Zimmerman is pleading not guilty to second-degree murder, claiming self-defence. If he is convicted, he faces a maximum sentence of life in prison.
On February 26, 2012, Zimmerman spotted Martin, whom he did not recognise, walking in the gated town home community where Zimmerman and the fiancee of Martin’s father lived. There had been a rash of recent break-ins and Zimmerman was wary of strangers walking through the complex.
The two eventually got into a struggle and Zimmerman shot Martin in the chest with his 9mm handgun. He was charged 44 days after the shooting, only after a special prosecutor was appointed to review the case and after protests.
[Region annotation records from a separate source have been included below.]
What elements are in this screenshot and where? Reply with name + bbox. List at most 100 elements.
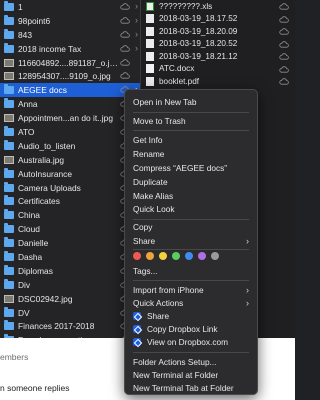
finder-row[interactable]: 116604892....891187_o.jpg: [0, 56, 140, 70]
menu-item-tags[interactable]: Tags...: [133, 265, 251, 277]
menu-item-rename[interactable]: Rename: [133, 148, 251, 160]
chevron-right-icon: ›: [135, 42, 138, 53]
finder-row[interactable]: China›: [0, 208, 140, 222]
finder-row[interactable]: ATO›: [0, 125, 140, 139]
tag-color-dot[interactable]: [172, 252, 180, 260]
finder-row-label: Div: [18, 279, 31, 290]
finder-row[interactable]: Div›: [0, 278, 140, 292]
cloud-icon: [120, 72, 130, 80]
finder-row[interactable]: DSC02942.jpg: [0, 292, 140, 306]
finder-row[interactable]: AutoInsurance›: [0, 167, 140, 181]
finder-row[interactable]: Finances 2017-2018›: [0, 319, 140, 333]
menu-item-compress[interactable]: Compress “AEGEE docs”: [133, 162, 251, 174]
folder-icon: [4, 223, 14, 234]
tag-color-dot[interactable]: [198, 252, 206, 260]
finder-file-label: 2018-03-19_18.17.52: [159, 14, 238, 24]
cloud-icon: [279, 53, 289, 60]
folder-icon: [4, 98, 14, 109]
finder-file-label: booklet.pdf: [159, 76, 200, 86]
folder-icon: [4, 14, 14, 25]
finder-row[interactable]: 843 ›: [0, 28, 140, 42]
menu-item-open-new-tab[interactable]: Open in New Tab: [133, 96, 251, 108]
menu-item-copy-dropbox-link[interactable]: Copy Dropbox Link: [133, 323, 251, 335]
menu-separator: [133, 219, 249, 220]
cloud-icon: [279, 28, 289, 35]
finder-file-label: ATC.docx: [159, 64, 195, 74]
finder-row-label: ATO: [18, 126, 35, 137]
finder-file-row[interactable]: ?????????.xls: [141, 0, 295, 13]
finder-row-label: 1: [18, 1, 23, 12]
chevron-right-icon: ›: [246, 236, 249, 246]
finder-row[interactable]: Danielle›: [0, 236, 140, 250]
finder-row[interactable]: Appointmen...an do it..jpg: [0, 111, 140, 125]
finder-row-label: 116604892....891187_o.jpg: [18, 57, 118, 68]
cloud-icon: [120, 3, 130, 10]
chevron-right-icon: ›: [135, 1, 138, 11]
image-file-icon: [4, 294, 14, 303]
folder-icon: [4, 195, 14, 206]
finder-row[interactable]: 2018 income Tax ›: [0, 42, 140, 56]
tag-color-dot[interactable]: [159, 252, 167, 260]
finder-file-row[interactable]: 2018-03-19_18.20.52: [141, 38, 295, 51]
finder-file-row[interactable]: ATC.docx: [141, 63, 295, 76]
image-file-icon: [4, 72, 14, 81]
finder-row-label: Australia.jpg: [18, 154, 65, 165]
folder-icon: [4, 28, 14, 39]
context-menu: Open in New Tab Move to Trash Get Info R…: [124, 89, 258, 395]
finder-file-row[interactable]: booklet.pdf: [141, 75, 295, 88]
finder-row[interactable]: 1 ›: [0, 0, 140, 14]
finder-row[interactable]: Dasha›: [0, 250, 140, 264]
cloud-icon: [279, 40, 289, 48]
dropbox-icon: [133, 338, 141, 346]
dropbox-icon: [133, 325, 141, 333]
document-file-icon: [146, 14, 154, 24]
menu-item-get-info[interactable]: Get Info: [133, 134, 251, 146]
finder-row-label: Danielle: [18, 238, 49, 249]
cloud-icon: [279, 3, 289, 10]
finder-row[interactable]: 128954307....9109_o.jpg: [0, 69, 140, 83]
document-file-icon: [146, 51, 154, 61]
menu-item-dropbox-share[interactable]: Share: [133, 310, 251, 322]
finder-row[interactable]: Certificates›: [0, 194, 140, 208]
menu-item-new-terminal[interactable]: New Terminal at Folder: [133, 369, 251, 381]
finder-file-row[interactable]: 2018-03-19_18.17.52: [141, 13, 295, 26]
finder-row[interactable]: Audio_to_listen›: [0, 139, 140, 153]
finder-row[interactable]: Diplomas›: [0, 264, 140, 278]
folder-icon: [4, 139, 14, 150]
finder-row-label: DSC02942.jpg: [18, 293, 73, 304]
menu-item-import-iphone[interactable]: Import from iPhone ›: [133, 284, 251, 296]
menu-item-share-label: Share: [133, 236, 156, 246]
folder-icon: [4, 306, 14, 317]
menu-item-view-on-dropbox[interactable]: View on Dropbox.com: [133, 336, 251, 348]
menu-item-move-to-trash[interactable]: Move to Trash: [133, 115, 251, 127]
menu-item-quick-actions[interactable]: Quick Actions ›: [133, 297, 251, 309]
menu-item-share[interactable]: Share ›: [133, 235, 251, 247]
menu-item-duplicate[interactable]: Duplicate: [133, 176, 251, 188]
spreadsheet-file-icon: [146, 1, 154, 11]
finder-row[interactable]: Australia.jpg: [0, 153, 140, 167]
menu-item-folder-actions[interactable]: Folder Actions Setup...: [133, 356, 251, 368]
chevron-right-icon: ›: [135, 28, 138, 39]
finder-row-label: 843: [18, 29, 32, 40]
finder-row[interactable]: Anna›: [0, 97, 140, 111]
menu-separator: [133, 352, 249, 353]
finder-row[interactable]: Camera Uploads›: [0, 181, 140, 195]
finder-file-row[interactable]: 2018-03-19_18.21.12: [141, 50, 295, 63]
tag-color-dot[interactable]: [211, 252, 219, 260]
finder-row[interactable]: Cloud›: [0, 222, 140, 236]
image-file-icon: [4, 114, 14, 123]
finder-file-row[interactable]: 2018-03-19_18.20.09: [141, 25, 295, 38]
menu-item-make-alias[interactable]: Make Alias: [133, 190, 251, 202]
finder-row[interactable]: DV›: [0, 306, 140, 320]
finder-row[interactable]: AEGEE docs›: [0, 83, 140, 98]
tag-color-dot[interactable]: [133, 252, 141, 260]
tag-color-dot[interactable]: [185, 252, 193, 260]
document-file-icon: [146, 26, 154, 36]
document-file-icon: [146, 76, 154, 86]
menu-item-quick-look[interactable]: Quick Look: [133, 203, 251, 215]
finder-row[interactable]: 98point6 ›: [0, 14, 140, 28]
menu-item-copy[interactable]: Copy: [133, 221, 251, 233]
menu-item-new-terminal-tab[interactable]: New Terminal Tab at Folder: [133, 382, 251, 394]
folder-icon: [4, 125, 14, 136]
tag-color-dot[interactable]: [146, 252, 154, 260]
The delay in the arrest prompted protests nationwide.
Late Monday, the county chapter of the NAACP held a town hall meeting at a church near a memorial site for Martin.
Crump, the Martin family attorney who as a potential witness in the case can’t be present in the courtroom until he testifies, told the crowd that the outcome of the case would have far-reaching implications.
“It became a civil rights matter the night the police did not arrest the killer of an unarmed child,” Crump said. “It’s going to be a litmus test to show how far we have come.”